Thursday, December 26, 2013

Cities Without Citadels




Vertically! That's the way life distributes us. Civilizations past were pretty much the same. Power, prestige, wealth placed you up the ladder. The poor always occupied the bottom rung of history's record. Inconsequential, peasants, working class.

Centuries past tell us of the ruling class and the innumerable thousands of poor. The few lived at the expense of all the rest. It was as though they somehow deserved the best of everything even if it meant deprivation for others. Inevitable in every culture?

Not true!  It's neither inevitable nor needed; and not every civilization was vertically arranged. There have been interesting times and cultures where the play for dominance wasn't a part. Curious?

Centuries ago along Africa's Niger River, rainfall varied greatly from year to year. One year in six was near the region's average; other years were at the extremes for rainfall on the plains and in the upper regions where the river's source was fed.  So to a greater or lesser extent, the plains flooded a little or a lot and crops did or didn't do well.  There wasn't any way to predict how a year's growing season would turn out, so the residents adapted.  It's instructive for us to see their approach.
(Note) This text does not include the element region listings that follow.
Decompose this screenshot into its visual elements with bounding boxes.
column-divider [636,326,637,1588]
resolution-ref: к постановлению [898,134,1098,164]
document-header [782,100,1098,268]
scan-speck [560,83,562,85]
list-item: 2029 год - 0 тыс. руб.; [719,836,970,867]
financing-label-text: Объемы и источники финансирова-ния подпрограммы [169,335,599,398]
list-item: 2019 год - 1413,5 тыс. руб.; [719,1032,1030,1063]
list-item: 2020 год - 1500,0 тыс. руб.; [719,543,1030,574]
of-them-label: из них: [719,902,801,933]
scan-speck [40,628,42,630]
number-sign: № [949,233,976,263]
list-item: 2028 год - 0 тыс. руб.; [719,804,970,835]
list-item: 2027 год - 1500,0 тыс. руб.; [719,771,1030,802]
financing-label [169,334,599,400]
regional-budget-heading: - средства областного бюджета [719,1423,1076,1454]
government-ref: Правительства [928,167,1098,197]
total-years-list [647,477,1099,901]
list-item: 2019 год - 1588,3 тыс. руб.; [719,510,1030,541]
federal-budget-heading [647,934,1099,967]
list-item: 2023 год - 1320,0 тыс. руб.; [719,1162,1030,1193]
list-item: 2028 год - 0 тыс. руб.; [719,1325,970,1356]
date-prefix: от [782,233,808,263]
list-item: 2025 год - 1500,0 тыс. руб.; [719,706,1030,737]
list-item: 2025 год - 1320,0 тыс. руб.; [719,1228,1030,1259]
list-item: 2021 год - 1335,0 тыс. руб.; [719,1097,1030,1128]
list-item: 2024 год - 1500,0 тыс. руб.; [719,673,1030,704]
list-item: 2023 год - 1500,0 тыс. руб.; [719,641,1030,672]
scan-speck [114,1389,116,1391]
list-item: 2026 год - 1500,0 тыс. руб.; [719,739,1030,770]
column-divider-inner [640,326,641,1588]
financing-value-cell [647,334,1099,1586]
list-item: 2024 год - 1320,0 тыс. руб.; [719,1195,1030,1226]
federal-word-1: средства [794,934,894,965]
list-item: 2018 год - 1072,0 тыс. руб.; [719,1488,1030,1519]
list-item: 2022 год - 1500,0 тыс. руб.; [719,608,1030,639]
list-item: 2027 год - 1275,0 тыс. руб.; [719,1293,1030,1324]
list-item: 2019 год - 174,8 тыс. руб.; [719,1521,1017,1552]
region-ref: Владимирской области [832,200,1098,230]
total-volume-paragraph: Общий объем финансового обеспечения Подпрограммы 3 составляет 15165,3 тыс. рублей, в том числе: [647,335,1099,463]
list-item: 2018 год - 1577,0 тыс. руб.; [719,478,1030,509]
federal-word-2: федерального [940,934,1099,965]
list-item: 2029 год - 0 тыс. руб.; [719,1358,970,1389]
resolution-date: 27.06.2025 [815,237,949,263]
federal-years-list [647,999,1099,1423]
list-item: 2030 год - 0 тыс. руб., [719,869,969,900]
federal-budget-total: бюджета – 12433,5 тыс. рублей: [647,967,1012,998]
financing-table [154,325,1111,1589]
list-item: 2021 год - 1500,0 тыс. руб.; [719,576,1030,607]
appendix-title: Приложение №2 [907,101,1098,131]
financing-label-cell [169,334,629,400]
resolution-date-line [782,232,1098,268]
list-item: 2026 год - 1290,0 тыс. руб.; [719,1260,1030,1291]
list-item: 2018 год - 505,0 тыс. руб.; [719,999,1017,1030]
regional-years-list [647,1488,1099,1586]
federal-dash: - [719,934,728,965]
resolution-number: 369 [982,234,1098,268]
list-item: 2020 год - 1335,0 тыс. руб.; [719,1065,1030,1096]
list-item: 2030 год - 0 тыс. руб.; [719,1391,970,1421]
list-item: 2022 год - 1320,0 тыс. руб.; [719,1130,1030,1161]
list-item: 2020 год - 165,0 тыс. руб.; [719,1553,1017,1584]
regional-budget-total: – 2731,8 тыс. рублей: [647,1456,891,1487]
The river's inland delta, as it's called, is almost level and the Niger river descends just a few millimeters per kilometer over much of its 4000 km length. When the rains come, the flood moves broadly across the region. The amount of rain determines how far from the river the floods will carry, and it's rarely the same two years in a row.  Folks learned that they couldn't master all the skills and manage all the resources needed for every opportunity.  Fishing was varied from year to year and tremendously labor intensive. Farming was even more so with a requirement to understand which crops would do well in which water depths.  The pastoralists managed their flocks by moving significant distances regularly.  Out beyond the edge of the floodplain that was waist deep for six months of the year, then rapidly inward as the land and vegetation dried up.

Communities specialized and cooperated, and they did so without one specialization or community being at the top. Some years the farmers did better than the fishermen and vice versa. Some years, the herds survived well; others, not so well. They needed each other in order to survive, so they shared more or less graciously. Ancient stories persist of conflicts being resolved generously.

Communities grew into cities around the specializations, and they persisted successfully for more than a thousand years.  It was hard, of course, but they did it without an upper class and without a central government and without Wall Street leeches. Interesting.  More than a thousand years without war or sequestration or ... well, you get the idea.

Our present competition and consumption model is unsustainable, we've discovered, and it brings suffering and death to others.  We're all at risk, but there are many alternatives.
Consider ...  the complex society of the inland Niger River Delta.  Bambara millet farmers, the Fulani and Tuareg herders, and the Bozo and Somono fishermen lived together there for 1600 years – on the basis of peaceful and reciprocal relations.  These were acephalous societies, based on complexification of settlement, rather than centralization.  
See: John READER (1999): Africa, A biography of the Continent. Vintage. London; Chpt. 23 – Cities without citadels.